Il bullismo ha cominciato ad essere analizzato e interpretato come una vera
forma di “devianza” solo in tempi abbastanza recenti,. Un tempo si tendeva ad
inquadrare il problema come inevitabili conflitti infantili o adolescenziali, una
sorta di rito di passaggio correlato alla particolare fase di crescita.
Sebbene più evidenti, gli episodi di bullismo fisico costituiscono per
fortuna un’esigua percentuale dei casi di soprusi; più comunemente il bullismo si
manifesta nella sua variabile verbale che consiste in minacce, provocazioni, offese e
prese in giro ripetute, ma anche in altre forme come l’esclusione, l’isolamento
intenzionale dal gruppo e la diffusione di informazioni riservate o calunniose sul
conto della vittima.
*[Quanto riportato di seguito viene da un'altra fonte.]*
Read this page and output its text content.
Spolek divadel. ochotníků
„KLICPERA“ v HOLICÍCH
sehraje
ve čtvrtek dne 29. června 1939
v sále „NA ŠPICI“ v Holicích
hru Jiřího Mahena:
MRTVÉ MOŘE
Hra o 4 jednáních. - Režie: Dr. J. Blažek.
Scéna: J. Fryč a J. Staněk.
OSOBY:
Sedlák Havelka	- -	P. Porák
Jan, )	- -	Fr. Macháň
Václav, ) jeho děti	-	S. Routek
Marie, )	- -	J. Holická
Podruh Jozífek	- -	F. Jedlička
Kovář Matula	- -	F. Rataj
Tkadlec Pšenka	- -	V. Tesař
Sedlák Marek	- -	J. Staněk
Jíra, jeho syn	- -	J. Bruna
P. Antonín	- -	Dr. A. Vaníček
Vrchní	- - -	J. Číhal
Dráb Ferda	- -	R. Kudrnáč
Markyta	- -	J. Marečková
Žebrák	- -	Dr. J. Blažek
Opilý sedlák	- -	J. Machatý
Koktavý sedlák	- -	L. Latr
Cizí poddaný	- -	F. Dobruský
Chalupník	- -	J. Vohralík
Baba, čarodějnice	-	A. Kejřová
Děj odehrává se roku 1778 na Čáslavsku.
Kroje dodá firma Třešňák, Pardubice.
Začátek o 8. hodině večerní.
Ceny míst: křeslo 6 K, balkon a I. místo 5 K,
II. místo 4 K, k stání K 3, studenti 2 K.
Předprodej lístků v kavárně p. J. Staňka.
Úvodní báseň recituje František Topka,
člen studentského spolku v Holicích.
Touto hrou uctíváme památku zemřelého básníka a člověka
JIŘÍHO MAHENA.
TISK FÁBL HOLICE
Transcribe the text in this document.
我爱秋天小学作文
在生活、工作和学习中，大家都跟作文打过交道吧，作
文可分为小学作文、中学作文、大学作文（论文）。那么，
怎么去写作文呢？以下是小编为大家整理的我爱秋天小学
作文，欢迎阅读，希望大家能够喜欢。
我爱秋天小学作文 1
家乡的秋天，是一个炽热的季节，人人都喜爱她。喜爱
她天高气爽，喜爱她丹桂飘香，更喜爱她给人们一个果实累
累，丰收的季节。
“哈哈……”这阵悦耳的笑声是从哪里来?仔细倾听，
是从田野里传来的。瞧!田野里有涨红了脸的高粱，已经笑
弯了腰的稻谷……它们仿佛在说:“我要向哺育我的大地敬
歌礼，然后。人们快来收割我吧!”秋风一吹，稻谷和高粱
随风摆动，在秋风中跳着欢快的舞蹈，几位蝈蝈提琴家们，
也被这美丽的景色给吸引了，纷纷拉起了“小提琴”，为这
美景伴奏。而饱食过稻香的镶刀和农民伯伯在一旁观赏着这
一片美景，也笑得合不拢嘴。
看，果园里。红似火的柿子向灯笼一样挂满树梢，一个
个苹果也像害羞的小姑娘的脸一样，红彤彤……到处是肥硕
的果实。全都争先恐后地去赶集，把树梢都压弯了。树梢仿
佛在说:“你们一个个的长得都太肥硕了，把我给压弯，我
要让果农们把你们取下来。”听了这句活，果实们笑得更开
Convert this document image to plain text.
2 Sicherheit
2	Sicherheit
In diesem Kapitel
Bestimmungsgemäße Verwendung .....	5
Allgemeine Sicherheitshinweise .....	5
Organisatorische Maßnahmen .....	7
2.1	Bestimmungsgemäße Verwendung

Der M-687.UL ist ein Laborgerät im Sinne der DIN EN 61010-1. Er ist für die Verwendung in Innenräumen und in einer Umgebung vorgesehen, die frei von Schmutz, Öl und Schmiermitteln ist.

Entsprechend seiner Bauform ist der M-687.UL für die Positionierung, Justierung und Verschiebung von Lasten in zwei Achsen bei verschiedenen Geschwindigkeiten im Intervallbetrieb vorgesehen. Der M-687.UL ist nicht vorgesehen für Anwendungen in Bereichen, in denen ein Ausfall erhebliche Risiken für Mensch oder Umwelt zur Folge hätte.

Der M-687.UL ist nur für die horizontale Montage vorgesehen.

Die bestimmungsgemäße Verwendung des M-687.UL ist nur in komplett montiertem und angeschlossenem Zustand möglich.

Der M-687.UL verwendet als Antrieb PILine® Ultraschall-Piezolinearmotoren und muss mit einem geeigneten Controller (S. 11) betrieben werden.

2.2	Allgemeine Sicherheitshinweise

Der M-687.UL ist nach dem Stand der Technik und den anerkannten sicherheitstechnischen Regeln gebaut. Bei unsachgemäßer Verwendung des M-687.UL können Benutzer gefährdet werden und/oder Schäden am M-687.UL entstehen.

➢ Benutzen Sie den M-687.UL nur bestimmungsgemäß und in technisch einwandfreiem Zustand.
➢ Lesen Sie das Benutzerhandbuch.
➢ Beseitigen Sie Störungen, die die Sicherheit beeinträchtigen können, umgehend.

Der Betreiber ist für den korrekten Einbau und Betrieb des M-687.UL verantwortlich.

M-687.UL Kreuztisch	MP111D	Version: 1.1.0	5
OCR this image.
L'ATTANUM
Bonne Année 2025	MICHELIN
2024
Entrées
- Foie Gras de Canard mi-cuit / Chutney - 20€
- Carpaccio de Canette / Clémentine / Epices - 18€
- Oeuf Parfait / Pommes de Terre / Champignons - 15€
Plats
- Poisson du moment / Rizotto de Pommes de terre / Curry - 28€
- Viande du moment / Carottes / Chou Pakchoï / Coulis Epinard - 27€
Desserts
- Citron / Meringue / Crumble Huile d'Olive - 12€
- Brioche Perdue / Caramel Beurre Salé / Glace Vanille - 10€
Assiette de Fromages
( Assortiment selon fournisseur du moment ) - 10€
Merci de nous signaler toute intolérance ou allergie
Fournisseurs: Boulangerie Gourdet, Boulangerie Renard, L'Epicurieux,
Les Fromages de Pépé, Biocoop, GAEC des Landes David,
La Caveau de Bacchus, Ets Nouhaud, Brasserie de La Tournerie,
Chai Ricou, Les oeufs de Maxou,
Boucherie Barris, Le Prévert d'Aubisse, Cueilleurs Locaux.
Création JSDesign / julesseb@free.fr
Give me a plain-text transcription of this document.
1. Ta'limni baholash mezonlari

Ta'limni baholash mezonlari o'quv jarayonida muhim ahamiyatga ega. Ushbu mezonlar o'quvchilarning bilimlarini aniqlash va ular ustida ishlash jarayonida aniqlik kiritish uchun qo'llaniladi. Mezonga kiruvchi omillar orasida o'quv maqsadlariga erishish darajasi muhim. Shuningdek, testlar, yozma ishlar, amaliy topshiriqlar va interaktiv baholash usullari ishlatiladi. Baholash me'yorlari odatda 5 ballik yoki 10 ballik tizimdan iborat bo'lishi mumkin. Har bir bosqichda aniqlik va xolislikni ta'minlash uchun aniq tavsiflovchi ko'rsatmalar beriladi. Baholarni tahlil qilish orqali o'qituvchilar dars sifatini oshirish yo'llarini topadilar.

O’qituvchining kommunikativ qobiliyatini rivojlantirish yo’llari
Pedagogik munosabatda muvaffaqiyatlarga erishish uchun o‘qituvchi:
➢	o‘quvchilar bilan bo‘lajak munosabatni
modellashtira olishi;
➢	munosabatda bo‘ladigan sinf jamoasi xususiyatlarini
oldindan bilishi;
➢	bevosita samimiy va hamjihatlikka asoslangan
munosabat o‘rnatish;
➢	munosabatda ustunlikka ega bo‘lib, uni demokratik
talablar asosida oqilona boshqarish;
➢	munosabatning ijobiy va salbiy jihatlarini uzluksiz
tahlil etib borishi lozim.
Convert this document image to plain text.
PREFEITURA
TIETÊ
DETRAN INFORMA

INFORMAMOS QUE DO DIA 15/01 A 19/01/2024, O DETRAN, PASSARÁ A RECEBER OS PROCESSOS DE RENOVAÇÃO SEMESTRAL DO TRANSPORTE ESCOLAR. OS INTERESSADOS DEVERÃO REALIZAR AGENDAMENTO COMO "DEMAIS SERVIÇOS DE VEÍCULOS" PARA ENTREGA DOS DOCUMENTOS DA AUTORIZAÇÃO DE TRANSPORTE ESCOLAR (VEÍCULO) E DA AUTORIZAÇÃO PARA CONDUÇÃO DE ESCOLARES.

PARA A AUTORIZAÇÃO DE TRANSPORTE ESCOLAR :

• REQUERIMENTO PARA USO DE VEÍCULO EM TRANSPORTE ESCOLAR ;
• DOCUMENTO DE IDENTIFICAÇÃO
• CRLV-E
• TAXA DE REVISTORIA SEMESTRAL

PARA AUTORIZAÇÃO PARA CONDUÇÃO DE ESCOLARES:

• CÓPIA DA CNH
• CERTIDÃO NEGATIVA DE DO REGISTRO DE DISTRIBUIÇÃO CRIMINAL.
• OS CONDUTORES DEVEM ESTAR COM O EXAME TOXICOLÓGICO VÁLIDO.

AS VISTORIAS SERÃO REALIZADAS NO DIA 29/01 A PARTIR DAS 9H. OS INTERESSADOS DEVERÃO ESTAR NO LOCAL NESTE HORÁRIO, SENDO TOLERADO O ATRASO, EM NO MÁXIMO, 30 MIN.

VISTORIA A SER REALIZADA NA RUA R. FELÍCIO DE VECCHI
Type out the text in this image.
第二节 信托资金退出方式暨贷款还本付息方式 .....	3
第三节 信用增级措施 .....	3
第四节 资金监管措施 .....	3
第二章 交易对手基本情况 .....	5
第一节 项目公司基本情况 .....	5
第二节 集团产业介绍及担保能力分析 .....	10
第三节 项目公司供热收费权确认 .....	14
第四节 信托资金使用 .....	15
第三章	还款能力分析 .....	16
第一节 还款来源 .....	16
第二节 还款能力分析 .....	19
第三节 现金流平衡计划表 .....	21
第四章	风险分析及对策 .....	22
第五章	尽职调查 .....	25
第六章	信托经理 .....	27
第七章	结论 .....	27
Negli ultimi anni, l’accresciuto utilizzo di internet ha inoltre
agevolato
un
nuovo
fenomeno: il
cyberbullismo
.
In questo caso le nuove tecnologie di comunicazione vengono usate come forme
di violenza psicologica (diffusione online di informazioni, foto e video diffamatori o
compromettenti per la vittima) e sono avvantaggiate dalla garanzia
dell’anonimato insieme alla forza mediatica che tale pratica assume, esponendo
questa nuova forma di sopraffazione e prevaricazione a rischi imprevedibili e
incontrollabili(il 54% dei genitori teme che i figli vengano coinvolti in casi di
cyberbullismo).
I genitori non vengono quasi mai a conoscenza direttamente dal proprio figlio
dei maltrattamenti subiti. Ciò per diversi motivi, che variano da carenze
affettive come, all’opposto, da un desiderio di distacco dai genitori che magari
al contrario vorrebbero instaurare un dialogo. Così, gli adulti ed in particolare gli
insegnanti fanno fatica a capire quando ci sono questi problemi.
Le conseguenze che il bullismo può avere sulle vittime e sui bulli sono preoccupanti
e richiedono un intervento immediato e mirato: anche se non esiste una
correlazione stretta tra episodi di bullismo e determinate psicopatologie, possono
insorgere nei ragazzi dei problemi con delle ripercussioni negli anni successivi;
infatti tra i bulli è maggiore il rischio di comportamenti antisociali e devianti in età
adolescenziale e adulta, mentre tra le vittime possono emergere disturbi sia fisici che
psicologici, indici di una sofferenza destrutturante e di una autostima minata nelle sue
radici profonde (svalutazione della propria identità, depressione, abbandono
scolastico, insicurezza, ansia, ritiro, solitudine, comportamenti autodistruttivi e auto
lesivi,
persino
il
suicidio).
Non bisogna dimenticare che anche i bulli hanno un cuore e spesso il loro
comportamento aggressivo è frutto di un disagio. La scuola riveste da sempre un
ruolo essenziale nella crescita dei bambini e dei ragazzi per la sua funzione di
educazione e socializzazione.
Un contrasto efficace deve agire sul gruppo, non focalizzarsi sul bullo e sulla
vittima. Nel "far funzionare" il bullismo infatti è essenziale il ruolo degli
osservatori:ragazzi che fanno da spettatori/gregari dell'atto di prevaricazione.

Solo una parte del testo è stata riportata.